One of the five Woodbridge school district educators who were placed on paid suspension last year on allegations of cheating misbehavior to increase standardized test scores has been fired.
The Board of Education voted to dismiss John Radzik - once named Teacher of the Year - on April 18, based on the results of a NJ Department of Education arbitration report.
"We prevailed. We proved most of our accusations. There was a whole list of them," said School Superintendent Dr. Robert Zega. Radzik, he said, was one of the first teachers in the state to go before an arbitration board rather than a Board of Examiners.
Zega replaced former Superintendent Dr. John Crowe, who resigned as the details and scope of the cheating scandal came to light last summer.
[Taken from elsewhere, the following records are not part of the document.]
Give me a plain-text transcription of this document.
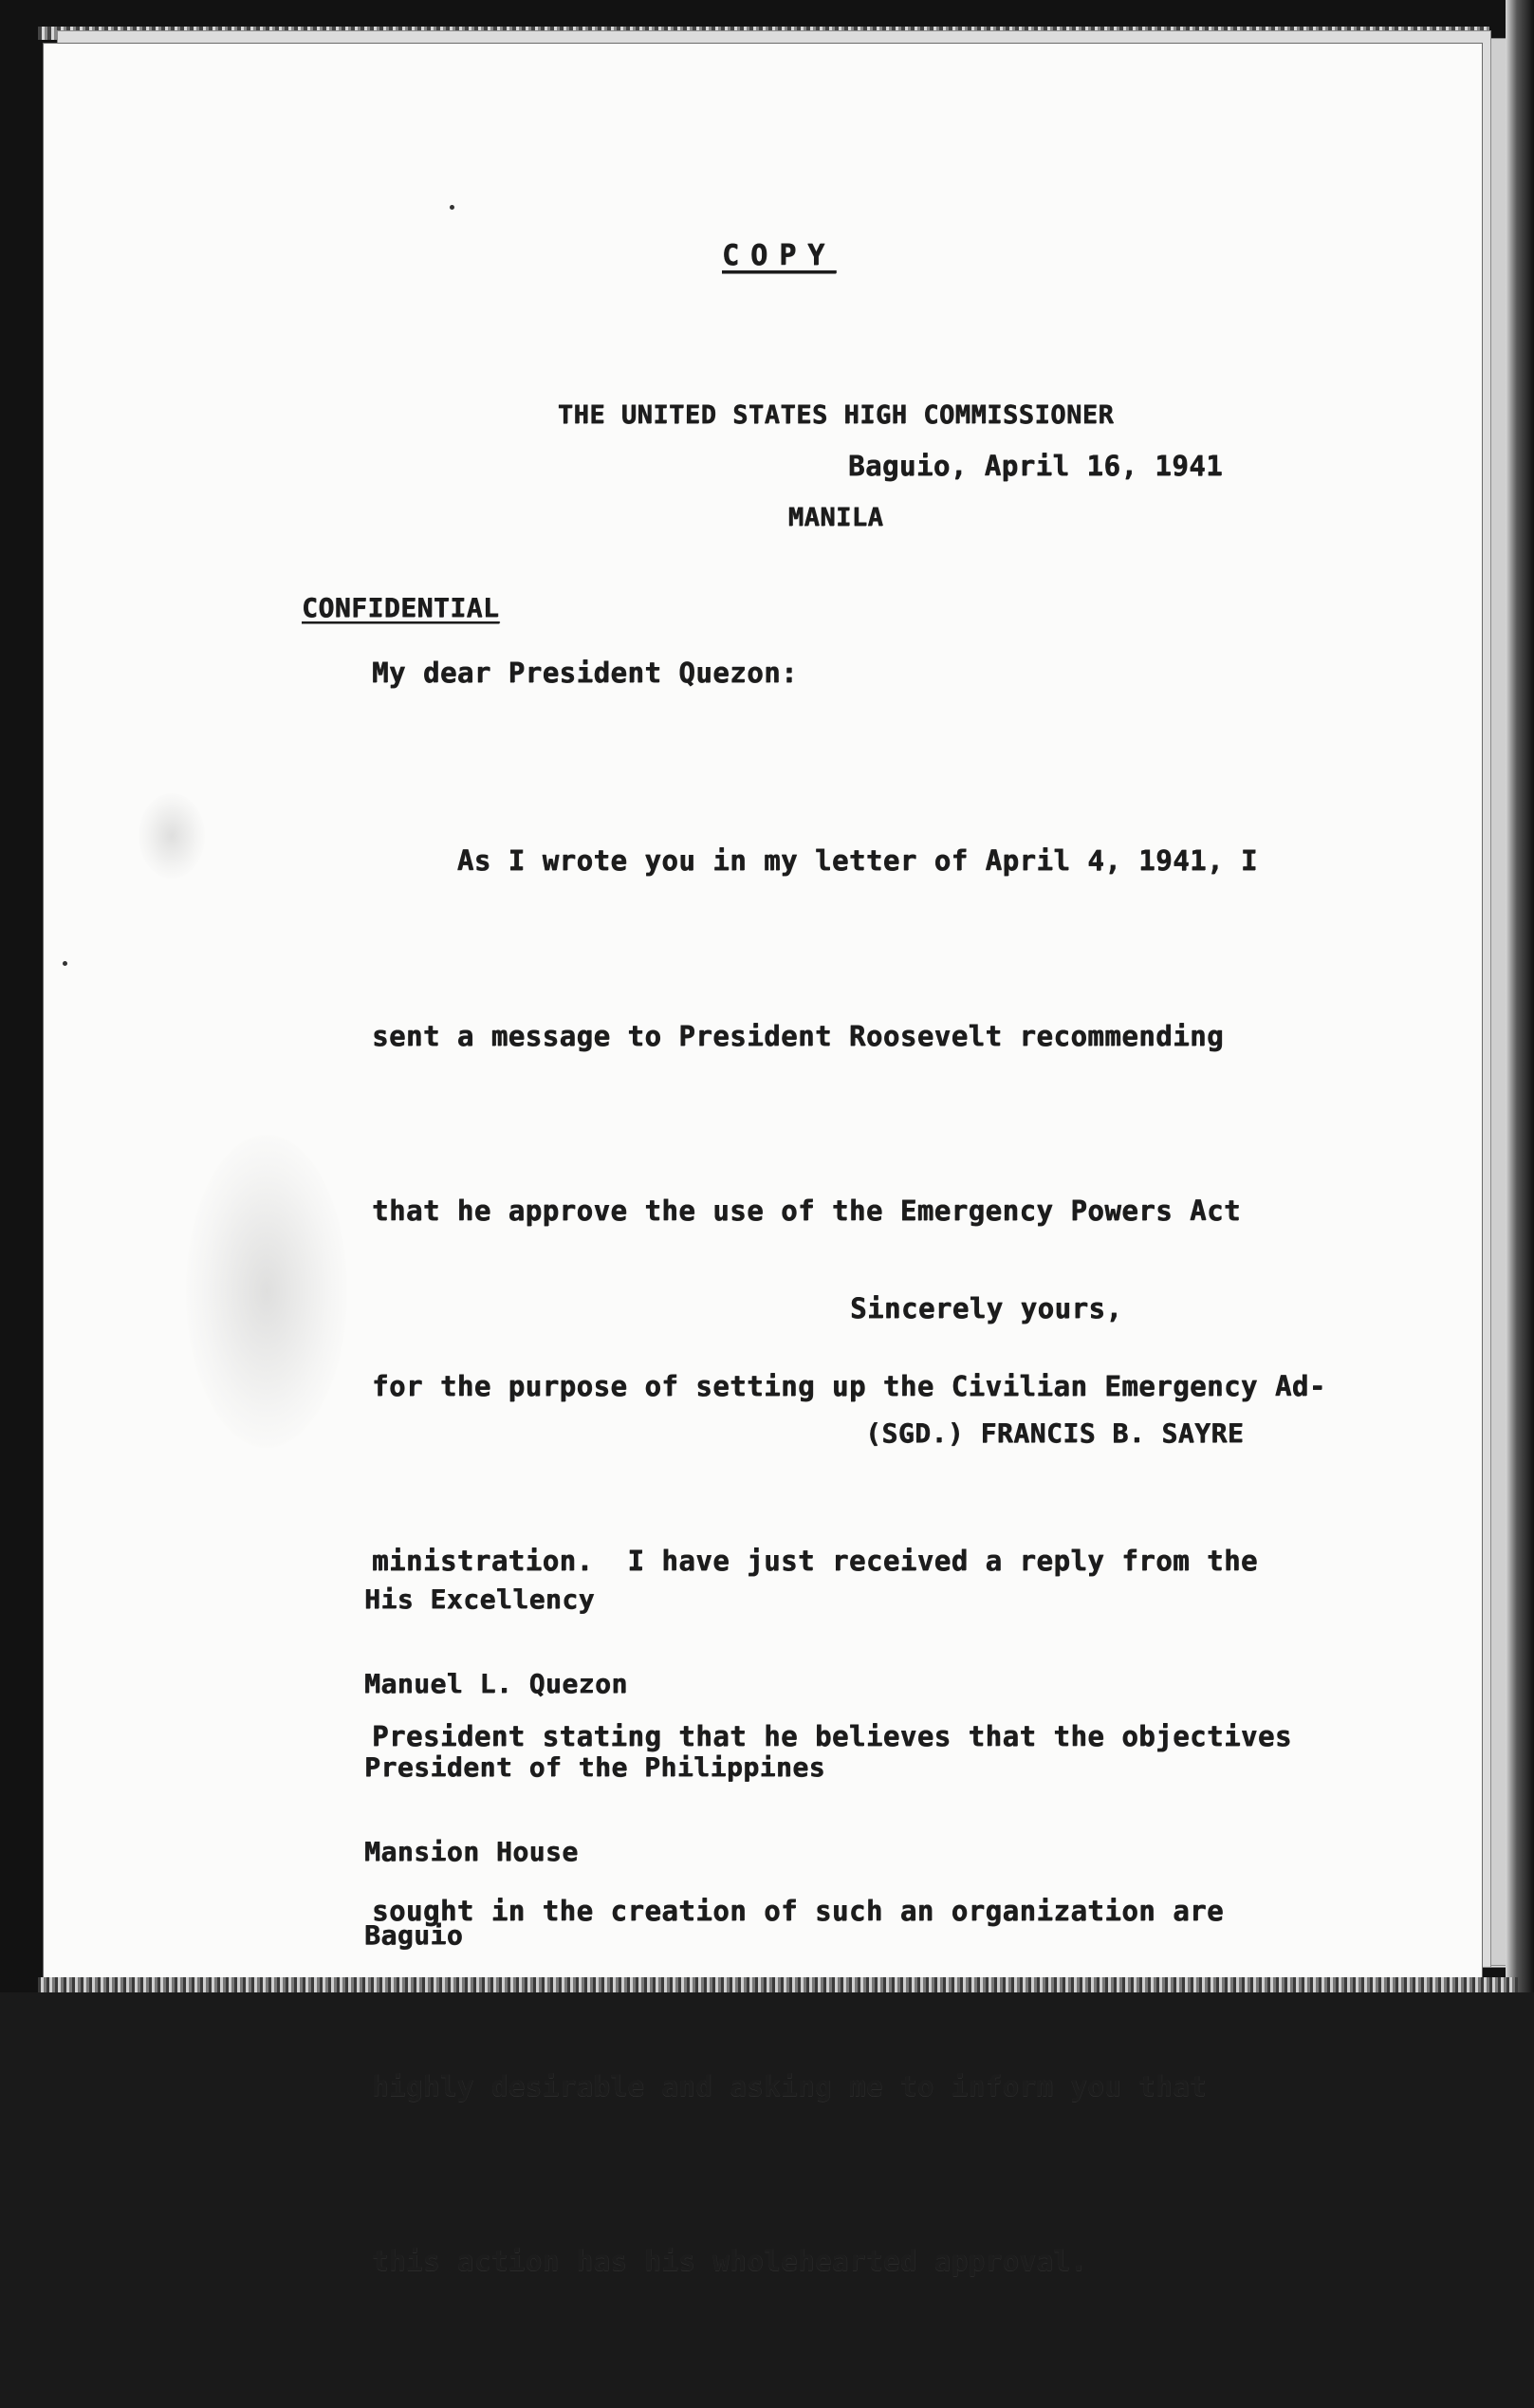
COPY

THE UNITED STATES HIGH COMMISSIONER

MANILA

Baguio, April 16, 1941
CONFIDENTIAL
My dear President Quezon:

As I wrote you in my letter of April 4, 1941, I

sent a message to President Roosevelt recommending

that he approve the use of the Emergency Powers Act

for the purpose of setting up the Civilian Emergency Ad-

ministration.  I have just received a reply from the

President stating that he believes that the objectives

sought in the creation of such an organization are

highly desirable and asking me to inform you that

this action has his wholehearted approval.

Sincerely yours,
(SGD.) FRANCIS B. SAYRE

His Excellency

Manuel L. Quezon

President of the Philippines

Mansion House

Baguio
Radzik, a third grade teacher at Avenel Street School #4 & #5, had been the subject of an arbitration hearing in March, based on charges that Radzik, along with other teachers and administrators, had engaged in a pattern of coaching students during tests, and in some cases, giving them answers outright.
The NJ Department of Education's Office of Fiscal Accountability and Compliance (OFAC) had been investigating the cheating charges that has spread over several of the Woodbridge District's schools. The particular tests in question were given during the 2010 and 2011 school year.
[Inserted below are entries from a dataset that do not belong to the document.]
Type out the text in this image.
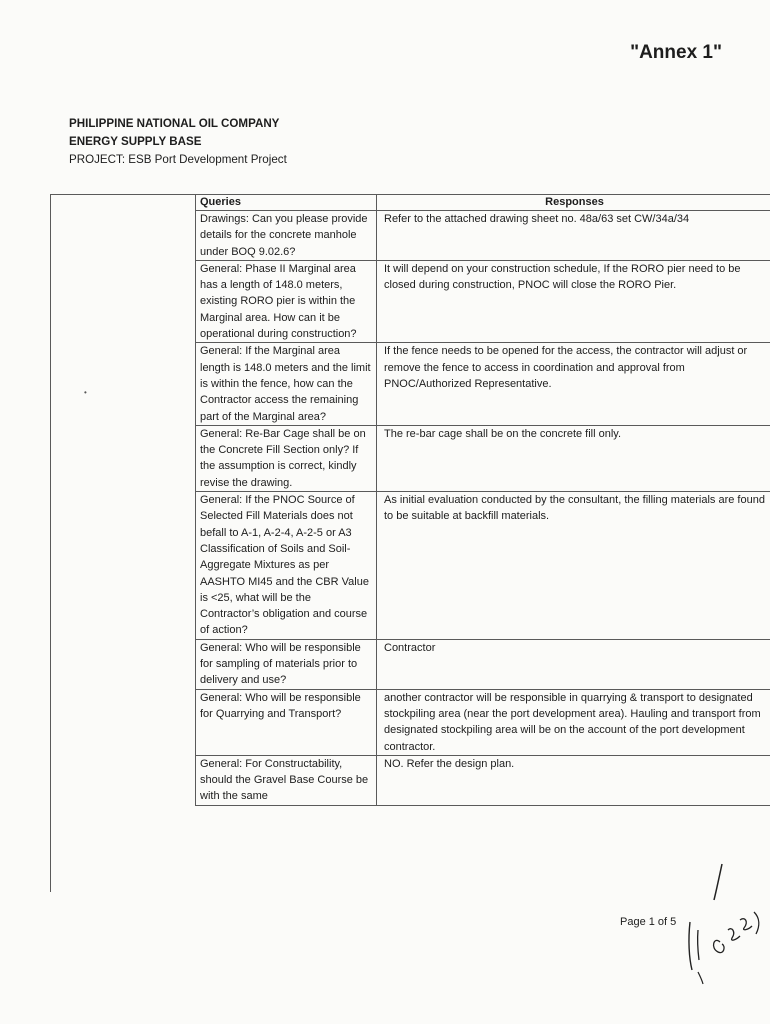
"Annex 1"
PHILIPPINE NATIONAL OIL COMPANY
ENERGY SUPPLY BASE
PROJECT: ESB Port Development Project
•
Queries	Responses
Drawings: Can you please provide details for the concrete manhole under BOQ 9.02.6?	Refer to the attached drawing sheet no. 48a/63 set CW/34a/34
General: Phase II Marginal area has a length of 148.0 meters, existing RORO pier is within the Marginal area. How can it be operational during construction?	It will depend on your construction schedule, If the RORO pier need to be closed during construction, PNOC will close the RORO Pier.
General: If the Marginal area length is 148.0 meters and the limit is within the fence, how can the Contractor access the remaining part of the Marginal area?	If the fence needs to be opened for the access, the contractor will adjust or remove the fence to access in coordination and approval from PNOC/Authorized Representative.
General: Re-Bar Cage shall be on the Concrete Fill Section only? If the assumption is correct, kindly revise the drawing.	The re-bar cage shall be on the concrete fill only.
General: If the PNOC Source of Selected Fill Materials does not befall to A-1, A-2-4, A-2-5 or A3 Classification of Soils and Soil-Aggregate Mixtures as per AASHTO MI45 and the CBR Value is <25, what will be the Contractor’s obligation and course of action?	As initial evaluation conducted by the consultant, the filling materials are found to be suitable at backfill materials.
General: Who will be responsible for sampling of materials prior to delivery and use?	Contractor
General: Who will be responsible for Quarrying and Transport?	another contractor will be responsible in quarrying & transport to designated stockpiling area (near the port development area). Hauling and transport from designated stockpiling area will be on the account of the port development contractor.
General: For Constructability, should the Gravel Base Course be with the same	NO. Refer the design plan.
Page 1 of 5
Two of the teachers at Avenel Street accused in the cheating debacle and who are on paid suspension are Stephanie Klecan and Lisa Sivilio. Klecan, the arbitrator's report said, is Radzik's first cousin, while Sivilio is now Radzik's wife, having married him in June, 2012 just before the cheating scandal broke.
Activities 'warrant dismissal'
In the report dated April 17, Joseph Licata, the state arbitrator assigned to the case, found that Radzik had engaged in activities that "warrant dismissal." Radizk was dismissed based on "charges unbecoming of a teacher," which Licata said in the report were "especially egregious." He believed charges that Radzik had provided answers to third grade students, using coins to show students the correct answers on the math portion of the NJ ASK standardized test, and giving students extra time to finish.
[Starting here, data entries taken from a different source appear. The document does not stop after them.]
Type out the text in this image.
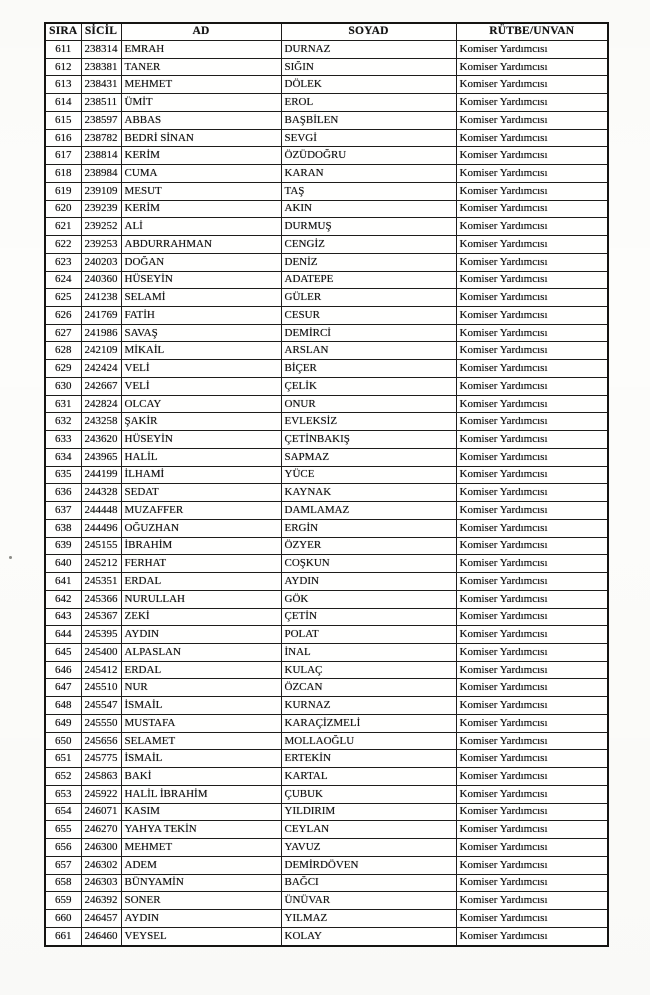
SIRA	SİCİL	AD	SOYAD	RÜTBE/UNVAN
611	238314	EMRAH	DURNAZ	Komiser Yardımcısı
612	238381	TANER	SIĞIN	Komiser Yardımcısı
613	238431	MEHMET	DÖLEK	Komiser Yardımcısı
614	238511	ÜMİT	EROL	Komiser Yardımcısı
615	238597	ABBAS	BAŞBİLEN	Komiser Yardımcısı
616	238782	BEDRİ SİNAN	SEVGİ	Komiser Yardımcısı
617	238814	KERİM	ÖZÜDOĞRU	Komiser Yardımcısı
618	238984	CUMA	KARAN	Komiser Yardımcısı
619	239109	MESUT	TAŞ	Komiser Yardımcısı
620	239239	KERİM	AKIN	Komiser Yardımcısı
621	239252	ALİ	DURMUŞ	Komiser Yardımcısı
622	239253	ABDURRAHMAN	CENGİZ	Komiser Yardımcısı
623	240203	DOĞAN	DENİZ	Komiser Yardımcısı
624	240360	HÜSEYİN	ADATEPE	Komiser Yardımcısı
625	241238	SELAMİ	GÜLER	Komiser Yardımcısı
626	241769	FATİH	CESUR	Komiser Yardımcısı
627	241986	SAVAŞ	DEMİRCİ	Komiser Yardımcısı
628	242109	MİKAİL	ARSLAN	Komiser Yardımcısı
629	242424	VELİ	BİÇER	Komiser Yardımcısı
630	242667	VELİ	ÇELİK	Komiser Yardımcısı
631	242824	OLCAY	ONUR	Komiser Yardımcısı
632	243258	ŞAKİR	EVLEKSİZ	Komiser Yardımcısı
633	243620	HÜSEYİN	ÇETİNBAKIŞ	Komiser Yardımcısı
634	243965	HALİL	SAPMAZ	Komiser Yardımcısı
635	244199	İLHAMİ	YÜCE	Komiser Yardımcısı
636	244328	SEDAT	KAYNAK	Komiser Yardımcısı
637	244448	MUZAFFER	DAMLAMAZ	Komiser Yardımcısı
638	244496	OĞUZHAN	ERGİN	Komiser Yardımcısı
639	245155	İBRAHİM	ÖZYER	Komiser Yardımcısı
640	245212	FERHAT	COŞKUN	Komiser Yardımcısı
641	245351	ERDAL	AYDIN	Komiser Yardımcısı
642	245366	NURULLAH	GÖK	Komiser Yardımcısı
643	245367	ZEKİ	ÇETİN	Komiser Yardımcısı
644	245395	AYDIN	POLAT	Komiser Yardımcısı
645	245400	ALPASLAN	İNAL	Komiser Yardımcısı
646	245412	ERDAL	KULAÇ	Komiser Yardımcısı
647	245510	NUR	ÖZCAN	Komiser Yardımcısı
648	245547	İSMAİL	KURNAZ	Komiser Yardımcısı
649	245550	MUSTAFA	KARAÇİZMELİ	Komiser Yardımcısı
650	245656	SELAMET	MOLLAOĞLU	Komiser Yardımcısı
651	245775	İSMAİL	ERTEKİN	Komiser Yardımcısı
652	245863	BAKİ	KARTAL	Komiser Yardımcısı
653	245922	HALİL İBRAHİM	ÇUBUK	Komiser Yardımcısı
654	246071	KASIM	YILDIRIM	Komiser Yardımcısı
655	246270	YAHYA TEKİN	CEYLAN	Komiser Yardımcısı
656	246300	MEHMET	YAVUZ	Komiser Yardımcısı
657	246302	ADEM	DEMİRDÖVEN	Komiser Yardımcısı
658	246303	BÜNYAMİN	BAĞCI	Komiser Yardımcısı
659	246392	SONER	ÜNÜVAR	Komiser Yardımcısı
660	246457	AYDIN	YILMAZ	Komiser Yardımcısı
661	246460	VEYSEL	KOLAY	Komiser Yardımcısı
"Radzik's misconduct was extremely harmful to the Woodbridge School District in the eyes of the public," the report said.
"...[E]ven if Radzik acted purely to protect his students, there is a profound difference between giving a student a push in the right direction and riding the bicycle for him."
The report pulled back a curtain into the details of the cheating scandal and the OFAC investigation.
During witness examinations, Radzik and Klecan, among others, said they felt pressured or were threatened with reassignment if testing scores weren't up to snuff by former Assistant Schools Superintendent Lois Rotella.
Rotella resigned in August, 2012 as the cheating scandal came to light.
Because of the pressure, Radzik said in the report that he spent a third to "a little less than half" of each school day during the 2009-2010 school year tutoring students specifically on NJ ASK test prep.
The OFAC investigation into the extraordinarily high scores at Avenel Street School in August, 2012 revealed that the probability that 45 percent of the school's third graders receiving perfect scores on the math portion of the NJ ASK test was approximately one in 100 million.
That probability, the report noted, was "100 times more unlikely than being struck by lightning."
Brain-injured child gets a perfect math score
One of the more painful results of artificially elevating the scores of students was that those who needed extra help in fourth grade didn't receive it.
Children who had apparently earned high marks on the NJ ASK tests, despite having learning or cognitive disorders, were denied attention and special classes when they were promoted to the next grade, the report noted.
In 2011, the report said, Radzik administered the test to six special needs students, including one who had a traumatic brain injury and an IQ in the low 70s, and another with a cognitive impairment and an 68 IQ.
According to the report, the brain-injured student received a perfect score on the math test and was ranked as "advanced proficient" on the language arts part of the test. The student with the cognitive impairment received an "advanced proficient" and "proficient" score on the math and language arts portions of the test, respectively.
A teacher who worked with the cognitively impaired student said that he couldn't remember from the morning to the afternoon what had been taught to him, and they would have to "reteach the skill."
Because students had received such high NJ ASK scores, it precluded them from getting help that students with special needs would usually receive. That was the reason why "A Mom," one of the tipsters who alerted the Department of Education about the goings-on at Avenel Street, wrote an anonymous letter. Her child, whom she said wasn't good at reading or writing, couldn't receive help he needed following his stellar NJ ASK test results.
Radzik held a dual certification as a teacher and principal. The report says that Radzik's "rising star status" was based upon glowing reviews he received, much of which was because of his heavy involvement with the NJ ASK tests, and his desire to be promoted to principal. Radzik was said to be acting as a de facto administrator of the test at Avenel Street.
Radzik could not be reached for comment.